Tom Perrotta: The Leftovers

Tom Perrotta: The Leftovers

Harold Camping mostly inspired ridicule from Americans this spring when he proclaimed the end of the world was set for May 21—and more when he was forced to backtrack after his predicted date. Without so much lead time for evaluation, the unexplained “Rapture-like event” at the heart of Tom Perrotta’s new novel, The Leftovers, inspires its share of jokes, but its examination of the effects of such an unexplained event on a sedate New Jersey town is far more chilling and restrained. 

While no members of the Garvey family were taken away in the event referred to as “October 14,” its aftermath tears them from each other anyway. As Kevin Garvey is tapped to run for mayor of Mapleton, his wife Laurie joins a local cult called the Guilty Remnant in committing silent protests in all-white robes to warn that the Biblical end of the world is close at hand. Their son Tom drops out of college to follow a healer calling himself “Holy Wayne” who professes to take survivors’ pain away. Meanwhile, his sister Jill (who lost her best friend), finds that late-night parties suddenly seem more important than 11th grade. Three years after the event, Kevin has become a central figure to the re-establishment of normalcy in Mapleton, but his friends and neighbors, and even his pilgrim wife, still grapple with the causes of the disturbance that snatched a bizarre cross-section of society worldwide, not sparing atheists, young children, or celebrities. 

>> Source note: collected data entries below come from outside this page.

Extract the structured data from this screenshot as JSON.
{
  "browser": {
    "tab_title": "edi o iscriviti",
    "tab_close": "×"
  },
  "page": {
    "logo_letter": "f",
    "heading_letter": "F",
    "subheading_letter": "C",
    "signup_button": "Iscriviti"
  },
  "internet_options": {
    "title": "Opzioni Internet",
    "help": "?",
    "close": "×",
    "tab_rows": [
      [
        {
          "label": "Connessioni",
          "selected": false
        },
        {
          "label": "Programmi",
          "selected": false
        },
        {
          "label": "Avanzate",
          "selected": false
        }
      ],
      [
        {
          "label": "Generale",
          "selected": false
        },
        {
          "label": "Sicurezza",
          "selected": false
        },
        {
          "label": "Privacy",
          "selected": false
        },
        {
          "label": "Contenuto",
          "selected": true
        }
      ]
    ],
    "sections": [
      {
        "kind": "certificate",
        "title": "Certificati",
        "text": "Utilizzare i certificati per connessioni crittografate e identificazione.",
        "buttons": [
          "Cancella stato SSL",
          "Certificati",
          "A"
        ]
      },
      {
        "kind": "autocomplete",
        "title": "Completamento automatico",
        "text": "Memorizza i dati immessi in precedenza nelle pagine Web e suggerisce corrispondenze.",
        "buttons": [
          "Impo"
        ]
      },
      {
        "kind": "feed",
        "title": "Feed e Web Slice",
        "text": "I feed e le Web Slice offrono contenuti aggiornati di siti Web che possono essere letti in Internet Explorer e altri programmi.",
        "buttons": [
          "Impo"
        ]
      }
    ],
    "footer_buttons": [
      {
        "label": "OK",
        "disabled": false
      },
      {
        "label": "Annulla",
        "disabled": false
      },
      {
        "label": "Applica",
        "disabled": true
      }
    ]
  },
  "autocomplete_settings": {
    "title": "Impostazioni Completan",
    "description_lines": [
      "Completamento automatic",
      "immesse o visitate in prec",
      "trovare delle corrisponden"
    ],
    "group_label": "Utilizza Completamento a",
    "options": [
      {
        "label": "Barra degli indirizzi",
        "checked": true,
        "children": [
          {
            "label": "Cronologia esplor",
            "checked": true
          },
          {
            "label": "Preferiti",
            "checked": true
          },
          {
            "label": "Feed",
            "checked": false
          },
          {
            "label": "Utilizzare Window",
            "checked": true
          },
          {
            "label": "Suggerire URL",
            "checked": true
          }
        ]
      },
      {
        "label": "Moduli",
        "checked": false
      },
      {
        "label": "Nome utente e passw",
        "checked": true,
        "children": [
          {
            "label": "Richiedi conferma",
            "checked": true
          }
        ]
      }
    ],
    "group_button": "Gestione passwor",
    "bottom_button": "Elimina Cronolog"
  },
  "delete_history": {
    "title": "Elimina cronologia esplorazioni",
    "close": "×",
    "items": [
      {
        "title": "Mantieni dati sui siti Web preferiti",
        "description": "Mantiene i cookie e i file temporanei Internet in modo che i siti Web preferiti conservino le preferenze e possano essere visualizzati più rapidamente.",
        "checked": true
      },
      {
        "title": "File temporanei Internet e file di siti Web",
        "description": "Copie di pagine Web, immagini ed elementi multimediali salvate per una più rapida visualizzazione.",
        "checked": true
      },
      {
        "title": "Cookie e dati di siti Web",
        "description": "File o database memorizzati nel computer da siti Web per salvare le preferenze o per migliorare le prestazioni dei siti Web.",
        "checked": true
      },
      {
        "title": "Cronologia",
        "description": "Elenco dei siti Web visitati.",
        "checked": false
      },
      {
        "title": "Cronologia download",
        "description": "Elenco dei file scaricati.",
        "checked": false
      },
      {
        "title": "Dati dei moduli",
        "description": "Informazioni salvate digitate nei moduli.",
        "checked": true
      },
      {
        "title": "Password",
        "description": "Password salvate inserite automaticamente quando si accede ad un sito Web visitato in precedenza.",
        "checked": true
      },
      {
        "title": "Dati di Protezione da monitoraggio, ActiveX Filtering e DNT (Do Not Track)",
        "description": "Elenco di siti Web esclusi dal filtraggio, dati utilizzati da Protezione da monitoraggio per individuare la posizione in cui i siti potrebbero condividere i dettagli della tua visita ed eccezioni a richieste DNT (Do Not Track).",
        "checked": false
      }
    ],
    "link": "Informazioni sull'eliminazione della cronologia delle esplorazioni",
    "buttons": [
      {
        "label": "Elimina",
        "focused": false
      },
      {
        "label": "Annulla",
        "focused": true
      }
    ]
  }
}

Subtlety is Perrotta’s watchword as he studies and classifies the minute details that make the town of Mapleton so damaged in the weeks after the unexplained event, and its role in the wider search for explanation. He doesn’t neutralize the religious implications of his Rapture-type event, he simply diffuses them throughout the population, so no single explanation for the events of October 14th takes precedence. The event is a source of relief and agony, but it lets the narrative weave around the bright-line issues of faith and religiosity clumsily handled in Perrotta’s last novel, The Abstinence Teacher.

The Garveys’ brushes with the outside world reinforce the community that they lost in the “Sudden Disappearance,” even though their determination alone can’t recreate it. Instead, Perrotta’s characters—most notably the grieving mother and widow in whom Kevin takes an interest—revel in their small acts of defiance at first, then grow gradually unsure of how to live in their new reality, as the story sheds special light on that moment of recognizing that it isn’t all over. Never out-and-out spooky, The Leftovers embodies what might be Camping’s worst fear for America—that it would continue on, albeit haltingly, reconstructing its broken structures. The picture is heartbreaking, but in Perrotta’s able hands, it’s always clear.